Since its inception in 2000, International Migrants Day has served as a platform to discuss human rights issues affecting migrants. This year, the UN is focusing on safe migration in a world on the move—opening up an international dialogue about how to ensure safe and systematic migration during times of instability. The migration system today is largely dependent on smugglers: as millions seek to escape violence and economic inequality, many become dependent on criminal networks to facilitate their transport. In the following excerpt from Migrant, Refugee, Smuggler, and Savior, Peter Tinti and Tuesday Reitano shed light on the complicated—and often over-simplified—role that smugglers play in the migrant crisis.
Smugglers are often portrayed as exploitative, profit-driven criminals; the villains who prey on the most desperate among us. Yet, as this book will demonstrate, such facile depictions are not only incorrect, they are counterproductive. They reduce the complex narrative of human migration into simple dichotomies of good and evil, in turn fostering bad policies that put migrants at risk while at the same time empowering criminal organisations.
In many instances, those who are promoting these narratives are deliberately conflating human smuggling with the much less morally ambiguous activity of human trafficking, hoping to operationalize universal disapproval of human trafficking to gain support for policies that are really intended to stem unpalatable migrant and refugee flows. The most intellectually honest and useful way to think about migrant smugglers is to consider them dispassionately as service providers.
They are the supply to someone else’s demand, and, as outlined in the previous section, demand has never been higher. Though every migrant has different motives, and different smugglers have different business models, fundamentally, all migrant–smuggler relationships are ones in which the smuggler is assisting the migrant—albeit for profit and often with little regard for the well-being of the migrant—to bypass barriers.
A barrier can come in the form of a wall, a guarded border, or dangerous territory where there is violent conflict, banditry, or even kidnappers who seek to abuse and extort migrants. Sometimes these barriers are natural or geographic, a desert that is hard to cross or a sea that is difficult to navigate. In other instances they are purely political, manifesting themselves in the form of stringent visa regimes or discriminatory policies.
Additionally, barriers can be cultural, in which migrants physically stand out from the local population, or in which for reasons pertaining to gender, age, or language the migrant feels unable to navigate a foreign culture without the help of a smuggler. And because there are so many different profiles of migrants and so many different types of barriers to overcome, there are a number of different smuggling models within the migrant-smuggling industry.
Smuggling service providers exist on a spectrum. At one end are individuals who see a one-off business opportunity and form ad hoc alliances with other criminal entrepreneurs in order to pool their skills and deliver smuggler services. At the opposite end are highly professional organized crime syndicates that specialize in moving everything from drugs, weapons, stolen goods, and people over borders undetected.
The more challenging the barrier to overcome, the more professional, specialized, and, arguably, criminal the smugglers will need to be in order to provide their services. In situations where borders are easy to cross, there are low barriers to entry into the smuggling market and the profile of the smuggler trends towards the criminal opportunist.
Where barriers are greater, there are fewer actors with the requisite skills to deliver smuggling services, which means that the smuggling market will consist of fewer individuals, and most often those already involved in organized crime.

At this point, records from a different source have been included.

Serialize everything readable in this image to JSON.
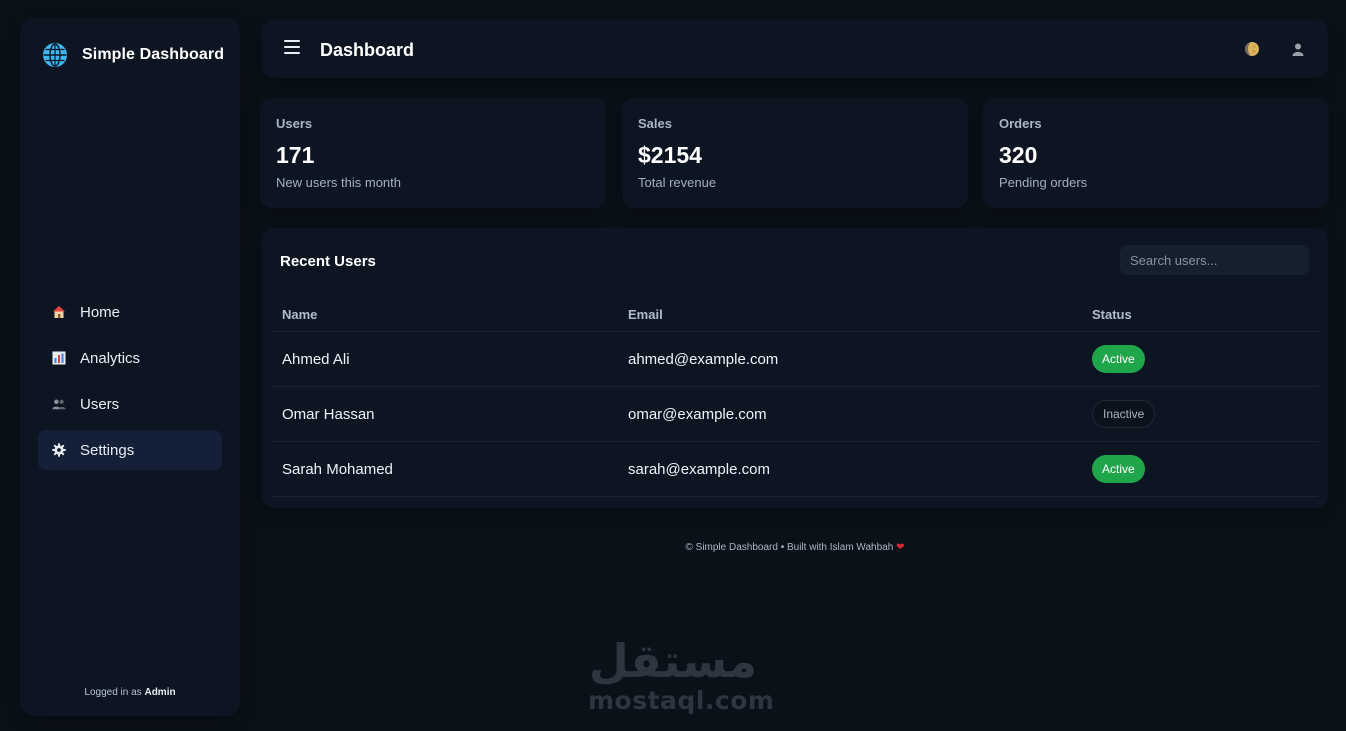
{
  "brand": {
    "title": "Simple Dashboard",
    "logo_icon": "globe-icon",
    "logo_color": "#3fb6f0"
  },
  "sidebar": {
    "items": [
      {
        "label": "Home",
        "icon": "house-icon",
        "active": false
      },
      {
        "label": "Analytics",
        "icon": "bar-chart-icon",
        "active": false
      },
      {
        "label": "Users",
        "icon": "users-icon",
        "active": false
      },
      {
        "label": "Settings",
        "icon": "gear-icon",
        "active": true
      }
    ],
    "footer_prefix": "Logged in as",
    "footer_user": "Admin"
  },
  "header": {
    "title": "Dashboard",
    "theme_icon": "moon-icon",
    "profile_icon": "user-icon"
  },
  "stats": [
    {
      "label": "Users",
      "value": "171",
      "sub": "New users this month"
    },
    {
      "label": "Sales",
      "value": "$2154",
      "sub": "Total revenue"
    },
    {
      "label": "Orders",
      "value": "320",
      "sub": "Pending orders"
    }
  ],
  "recent_users": {
    "title": "Recent Users",
    "search_placeholder": "Search users...",
    "columns": [
      "Name",
      "Email",
      "Status"
    ],
    "rows": [
      {
        "name": "Ahmed Ali",
        "email": "ahmed@example.com",
        "status": "Active"
      },
      {
        "name": "Omar Hassan",
        "email": "omar@example.com",
        "status": "Inactive"
      },
      {
        "name": "Sarah Mohamed",
        "email": "sarah@example.com",
        "status": "Active"
      }
    ]
  },
  "footer": {
    "text": "© Simple Dashboard • Built with Islam Wahbah",
    "heart": "❤"
  },
  "watermark": {
    "arabic": "مستقل",
    "latin": "mostaql.com"
  },
  "colors": {
    "active_badge": "#1fa54a",
    "accent": "#3fb6f0",
    "heart": "#e0252e",
    "background": "#0b1119",
    "card": "#0e1522"
  }
}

It is far easier, for example, to find someone who can navigate a forty-five-minute sea crossing from Turkey to the Greek islands than it is to find a crew that can travel 2,000 kilometers in open sea from the tip of Indonesia to a landing point in Australia. Anyone who can afford a rubber dinghy and a cheap motor can get in on the former. The latter requires considerable expertise.
The same economic principles apply to the prices people must pay for smuggler services. In circumstances where borders are relatively easy to cross and there is competition between smugglers, prices are lower than in cases where the barriers are high and only a few actors can provide the services needed.
A recent report commissioned by the EU estimated that all of the more than a million irregular migrants who entered the EU illegally in 2015 used the services of a smuggler at some point in their journey.
For the many people of different nationalities coming to Europe, a smuggler may be required in order to escape from their home state; to transit through various countries undetected and unharmed; to traverse land or sea borders in order to reach the Schengen territories of Europe; to arrive at their preferred destination; or all of the above.
In other words, smugglers have offered millions of people opportunity, security, and assistance. They exist because, in the absence of safe and legal ways of seeking refuge and opportunity, their services are highly coveted. Smugglers may then go on to try and expand their markets through active recruitment of prospective clients, or lies and false promises, but rarely do they create a market out of nothing.
Smugglers exist, first and foremost, because in the world we have created, where necessity demands movement but few legal options are available, they are essential.